We do not have a standard signature for functions that represent this
iteration.
Adding support for functions in range would both define a standard
signature and provide a real benefit that would encourage its use.

For example, here are a few functions from the standard library that
return slices but probably merit forms that return iterators instead:

 - strings.Split
 - strings.Fields
 - bytes variants of the above
 - regexp.Regexp.FindAll and friends

There are also functions we were reluctant to provide in slices form
that probably deserve to be added in iterator form.
For example, there should be a strings.Lines(text) that iterates over
the lines in a text.

Similarly, iteration over lines in a bufio.Reader or bufio.Scanner is
possible, but you have to know the pattern, and the pattern is
different for those two and tends to be different for each
type.
Establishing a standard way to express iteration will help converge
the many different approaches that exist today.

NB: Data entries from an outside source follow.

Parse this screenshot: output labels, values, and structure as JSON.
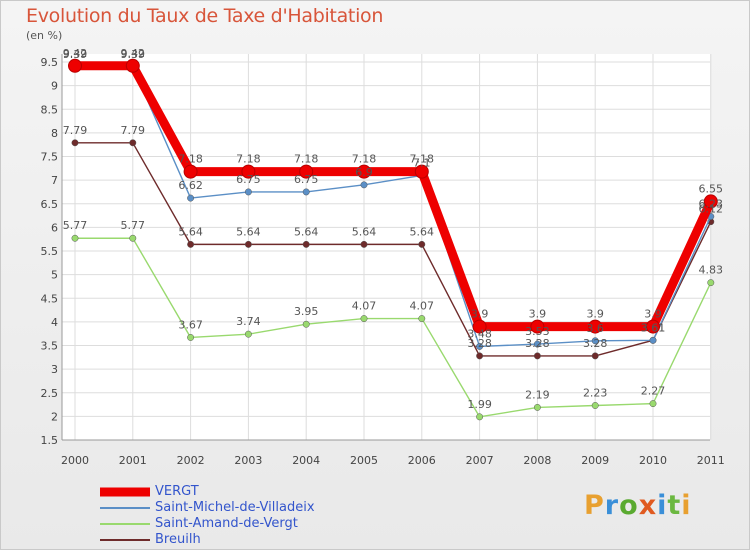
{
  "title": "Evolution du Taux de Taxe d'Habitation",
  "unit_label": "(en %)",
  "logo_text": "Proxiti",
  "chart_data": {
    "type": "line",
    "title": "Evolution du Taux de Taxe d'Habitation",
    "ylabel": "(en %)",
    "xlabel": "",
    "x": [
      "2000",
      "2001",
      "2002",
      "2003",
      "2004",
      "2005",
      "2006",
      "2007",
      "2008",
      "2009",
      "2010",
      "2011"
    ],
    "ylim": [
      1.5,
      9.5
    ],
    "yticks": [
      "1.5",
      "2",
      "2.5",
      "3",
      "3.5",
      "4",
      "4.5",
      "5",
      "5.5",
      "6",
      "6.5",
      "7",
      "7.5",
      "8",
      "8.5",
      "9",
      "9.5"
    ],
    "grid": true,
    "legend_position": "bottom-left",
    "series": [
      {
        "name": "VERGT",
        "color": "#ee0000",
        "values": [
          9.42,
          9.42,
          7.18,
          7.18,
          7.18,
          7.18,
          7.18,
          3.9,
          3.9,
          3.9,
          3.9,
          6.55
        ],
        "labels": [
          "9.42",
          "9.42",
          "7.18",
          "7.18",
          "7.18",
          "7.18",
          "7.18",
          "3.9",
          "3.9",
          "3.9",
          "3.9",
          "6.55"
        ]
      },
      {
        "name": "Saint-Michel-de-Villadeix",
        "color": "#5b8fc6",
        "values": [
          9.39,
          9.39,
          6.62,
          6.75,
          6.75,
          6.9,
          7.1,
          3.48,
          3.53,
          3.6,
          3.61,
          6.23
        ],
        "labels": [
          "9.39",
          "9.39",
          "6.62",
          "6.75",
          "6.75",
          "6.9",
          "7.1",
          "3.48",
          "3.53",
          "3.6",
          "3.61",
          "6.23"
        ]
      },
      {
        "name": "Saint-Amand-de-Vergt",
        "color": "#99d96e",
        "values": [
          5.77,
          5.77,
          3.67,
          3.74,
          3.95,
          4.07,
          4.07,
          1.99,
          2.19,
          2.23,
          2.27,
          4.83
        ],
        "labels": [
          "5.77",
          "5.77",
          "3.67",
          "3.74",
          "3.95",
          "4.07",
          "4.07",
          "1.99",
          "2.19",
          "2.23",
          "2.27",
          "4.83"
        ]
      },
      {
        "name": "Breuilh",
        "color": "#6e2b2b",
        "values": [
          7.79,
          7.79,
          5.64,
          5.64,
          5.64,
          5.64,
          5.64,
          3.28,
          3.28,
          3.28,
          3.61,
          6.12
        ],
        "labels": [
          "7.79",
          "7.79",
          "5.64",
          "5.64",
          "5.64",
          "5.64",
          "5.64",
          "3.28",
          "3.28",
          "3.28",
          "3.61",
          "6.12"
        ]
      }
    ]
  }
}
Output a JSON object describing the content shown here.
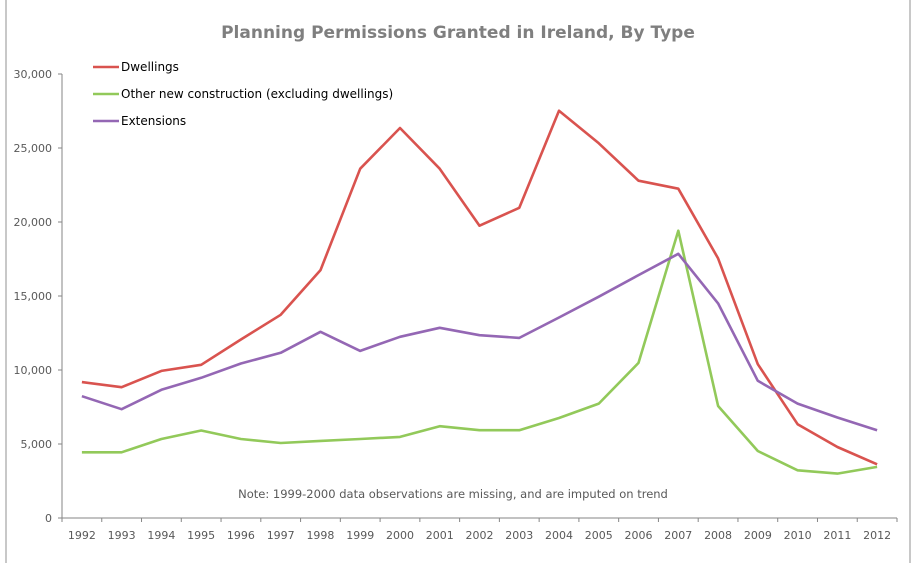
{
  "chart_data": {
    "type": "line",
    "title": "Planning Permissions Granted in Ireland, By Type",
    "xlabel": "",
    "ylabel": "",
    "ylim": [
      0,
      30000
    ],
    "yticks": [
      "0",
      "5,000",
      "10,000",
      "15,000",
      "20,000",
      "25,000",
      "30,000"
    ],
    "ytick_values": [
      0,
      5000,
      10000,
      15000,
      20000,
      25000,
      30000
    ],
    "grid": false,
    "legend_position": "top-left",
    "categories": [
      "1992",
      "1993",
      "1994",
      "1995",
      "1996",
      "1997",
      "1998",
      "1999",
      "2000",
      "2001",
      "2002",
      "2003",
      "2004",
      "2005",
      "2006",
      "2007",
      "2008",
      "2009",
      "2010",
      "2011",
      "2012"
    ],
    "series": [
      {
        "name": "Dwellings",
        "color": "#d9534f",
        "values": [
          9180,
          8840,
          9940,
          10350,
          12060,
          13730,
          16750,
          23600,
          26350,
          23600,
          19750,
          20960,
          27520,
          25320,
          22790,
          22250,
          17540,
          10390,
          6340,
          4800,
          3630
        ]
      },
      {
        "name": "Other new construction (excluding dwellings)",
        "color": "#92c95a",
        "values": [
          4440,
          4440,
          5340,
          5910,
          5340,
          5070,
          5210,
          5340,
          5480,
          6200,
          5930,
          5930,
          6760,
          7730,
          10480,
          19410,
          7570,
          4530,
          3220,
          3000,
          3450
        ]
      },
      {
        "name": "Extensions",
        "color": "#9467b4",
        "values": [
          8230,
          7350,
          8660,
          9470,
          10440,
          11160,
          12580,
          11290,
          12240,
          12850,
          12350,
          12170,
          13550,
          14950,
          16410,
          17850,
          14500,
          9270,
          7730,
          6790,
          5930
        ]
      }
    ],
    "annotations": [
      "Note: 1999-2000 data observations are missing, and are imputed on trend"
    ]
  }
}
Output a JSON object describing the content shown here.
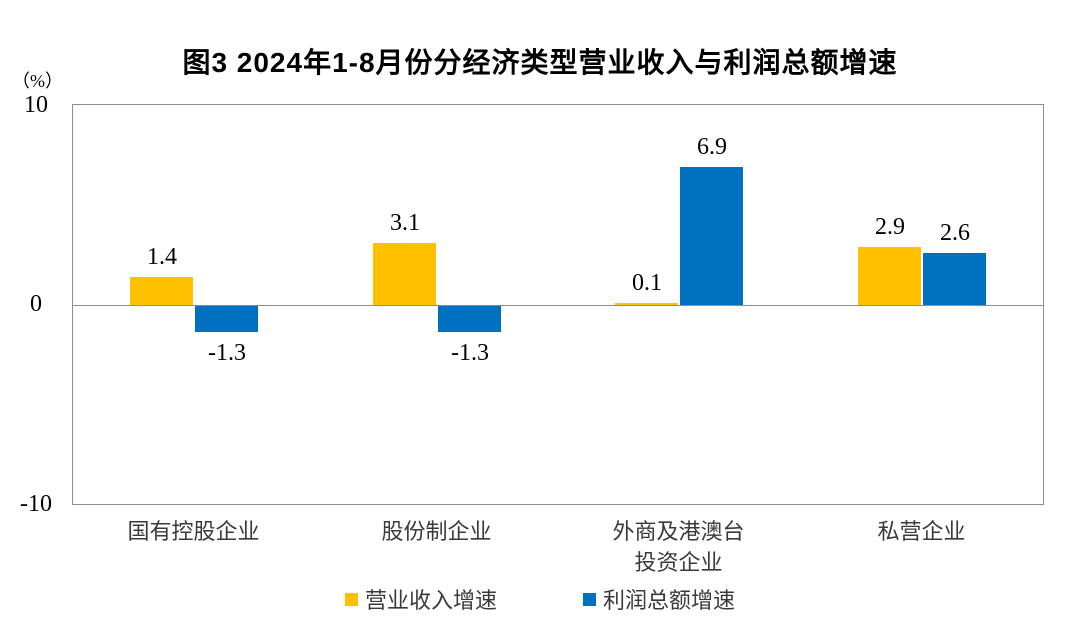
{
  "chart_data": {
    "type": "bar",
    "title": "图3 2024年1-8月份分经济类型营业收入与利润总额增速",
    "ylabel_unit": "（%）",
    "categories": [
      "国有控股企业",
      "股份制企业",
      "外商及港澳台\n投资企业",
      "私营企业"
    ],
    "series": [
      {
        "name": "营业收入增速",
        "color": "#FFC000",
        "values": [
          1.4,
          3.1,
          0.1,
          2.9
        ]
      },
      {
        "name": "利润总额增速",
        "color": "#0070C0",
        "values": [
          -1.3,
          -1.3,
          6.9,
          2.6
        ]
      }
    ],
    "ylim": [
      -10,
      10
    ],
    "yticks": [
      10,
      0,
      -10
    ],
    "legend_position": "bottom",
    "grid": false,
    "axis_color": "#8e8e8e",
    "value_label_format": "one-decimal"
  }
}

For additional motivation for iterators, see [#54245](/issue/54245).
For additional motivation specifically for range over functions, see
[#56413](/issue/56413).

### Will Go programs using range over functions be readable?

We think they can be.
For example using slices.Backward instead of the explicit count-down
loop should be easier to understand, especially for developers who
don't see count-down loops every day and have to think carefully
through the boundary conditions to make sure they are correct.

It is true that the possibility of range over a function means that
when you see range x, if you don't know what x is, you don't know
exactly what code it will run or how efficient it will be.
But slice and map iteration are already fairly different as far as the
code that runs and how fast it is, not to mention channels.
Ordinary function calls have this problem too - in general we have no
idea what the called function will do - and yet we find ways to write
readable, understandable code, and even to build an intuition for
performance.

The same will certainly happen with range over functions.
We will build up useful patterns over time, and people will recognize
the most common iterators and know what they do.

### Why are the semantics not exactly like if the iterator function ran in a coroutine or goroutine?

Running the iterator in a separate coroutine or goroutine is more
expensive and harder to debug than having everything on one
stack.
Since we're going to have everything on one stack, that fact will
change certain visible details.
We saw the first above: stack traces show the calling function and the
iterator function interleaved, as well as showing the explicit yield
function that does not exist on the page in the program.

It can be helpful to think about running the iterator function in its
own coroutine or goroutine as an analogy or mental model, but in some
cases the mental model doesn't give the best answer, because it uses
two stacks, and the real implementation is defined to use one.